Kalung Mama
Aku
baru selesai mandi dan masuk ke kamar kos dengan rambut setengah kering ketika
layar HP milikku berkedip-kedip nggak jelas. Aku menonaktifkan mode silent yang
ku set-up tadi pagi sebelum kuliah, kemudian membuka notification. Ternyata
mama sempat meneleponku beberapa kali waktu aku lagi mandi.
“Presy
kamu lagi apa?” tanya mama setelah aku mengangkat telepon mama yang kesekian
kali.
“Baru
habis mandi,” jawabku sambil menyisir rambut dengan headset terpasang di
telinga.
Ada
jeda sekian detik. Kok feeling-ku nggak enak ya?
“Presy,
mama dijambret orang lho,” kata mama akhirnya dengan suara serak.
Aku
diam. Bingung mau nanggapin apa.
“Kalung
mama ditarik gitu,” aku masih diam. Mama juga diam.
“Kok
bisa, Ma?” tanyaku akhirnya.
“Jadi
kan tumben, mama itu kemarin nggak pakai jaket pas keluar rumah, pake baju juga
kaos begitu saja, nggak ada kerahnya. Trus mama naik motor sendiri. Pas mau
belok ke gang yang di belakang rumah kita itu, ada dua orang naik motor,
langsung tarik kalung mama. Aduh… mama sedih sekali lho. Padahal itu kalung
kalau dibawa ke pegadaian bisa dapat berapa juta,”
Aku
sedikit terhenyak, bingung mau nanggapin apa. Mama nggak pernah ngomong
langsung ke aku, cerita dengan nada sesedih itu. Dan… aku syok dengar mamaku
nangis.
“Sudah
Pres, mama cuma lagi butuh teman cerita saja,” kata mama kemudian.
“Oh,
OK,” kataku sebelum akhirnya mama memutuskan sambungan.
Aku
kaget. Bukan soal kalungnya. Bukan soal mama dijambret. Tapi soal diriku.

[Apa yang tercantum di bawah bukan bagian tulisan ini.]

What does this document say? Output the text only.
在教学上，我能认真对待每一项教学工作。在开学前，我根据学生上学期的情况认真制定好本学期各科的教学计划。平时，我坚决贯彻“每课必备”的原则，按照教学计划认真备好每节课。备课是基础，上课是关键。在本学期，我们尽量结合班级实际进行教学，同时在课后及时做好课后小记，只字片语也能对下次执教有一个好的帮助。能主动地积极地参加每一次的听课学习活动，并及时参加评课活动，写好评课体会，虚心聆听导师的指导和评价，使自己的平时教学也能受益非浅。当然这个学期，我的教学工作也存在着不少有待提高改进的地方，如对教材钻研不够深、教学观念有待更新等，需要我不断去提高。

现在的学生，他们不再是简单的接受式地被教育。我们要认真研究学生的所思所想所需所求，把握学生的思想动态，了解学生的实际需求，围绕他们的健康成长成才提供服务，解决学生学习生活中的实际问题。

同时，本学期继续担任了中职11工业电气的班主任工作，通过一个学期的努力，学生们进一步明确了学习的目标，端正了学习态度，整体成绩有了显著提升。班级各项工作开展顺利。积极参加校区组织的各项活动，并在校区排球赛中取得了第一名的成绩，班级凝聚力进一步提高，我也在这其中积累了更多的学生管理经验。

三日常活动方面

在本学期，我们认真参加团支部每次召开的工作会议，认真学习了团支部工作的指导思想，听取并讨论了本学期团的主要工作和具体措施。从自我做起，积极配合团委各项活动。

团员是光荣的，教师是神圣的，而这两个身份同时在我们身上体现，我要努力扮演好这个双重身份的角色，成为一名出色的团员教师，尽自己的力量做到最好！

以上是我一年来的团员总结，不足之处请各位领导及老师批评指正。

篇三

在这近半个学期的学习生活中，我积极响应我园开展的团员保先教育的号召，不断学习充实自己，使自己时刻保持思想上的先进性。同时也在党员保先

Kemarin mama sempat mengirimiku SMS, nanyain aku lagi apa. Aku hanya membalas
dengan tiga kata, “Baru pulang kuliah,”
Aku
sama sekali nggak mikir mamaku lagi sedih. Mama pasti kemaren pengen langsung
cerita. Tapi aku yang ga peka balasnnya jutek banget gitu. Dan aku mikir
semakin ke dalam, aku sudah empat tahun sekolah di Jawa, kuliah… hanya di awal
banget aku sering neleponin orang tuaku, nanya mereka lagi apa, nggak sampai
satu semester, aku tenggelam sama kesibukan sekolah.
Sekarang,
aku kembali tenggelam sama kesibukan kuliah, ngejar-ngejar IP yang tinggi
supaya bisa dapat penempatan kerja yang bagus, dan lupa apa tujuanku melakukan
semua ini. Untuk membahagiakan kedua orang tuaku. Membuat mereka bangga. Lalu
apa yang aku lakukan? Sibuk mengejar prestasi dan lupa bahwa orang tuaku, seperti
mamaku, perlu teman cerita.
Adik
pertamaku juga sedang sekolah di Malang, sedang adikku yang paling kecil masih
SMP. Papaku sedang kerja di Merauke dan nggak bisa dihubungi. Akulah yang bisa
menjadi teman mama berbagi cerita.
Lalu
kemana aku?
Dan
cerita tentang kalung mama ini seolah menamparku. Apa aku harus dibangunkan
dari kesibukanku ketika mamaku menangis?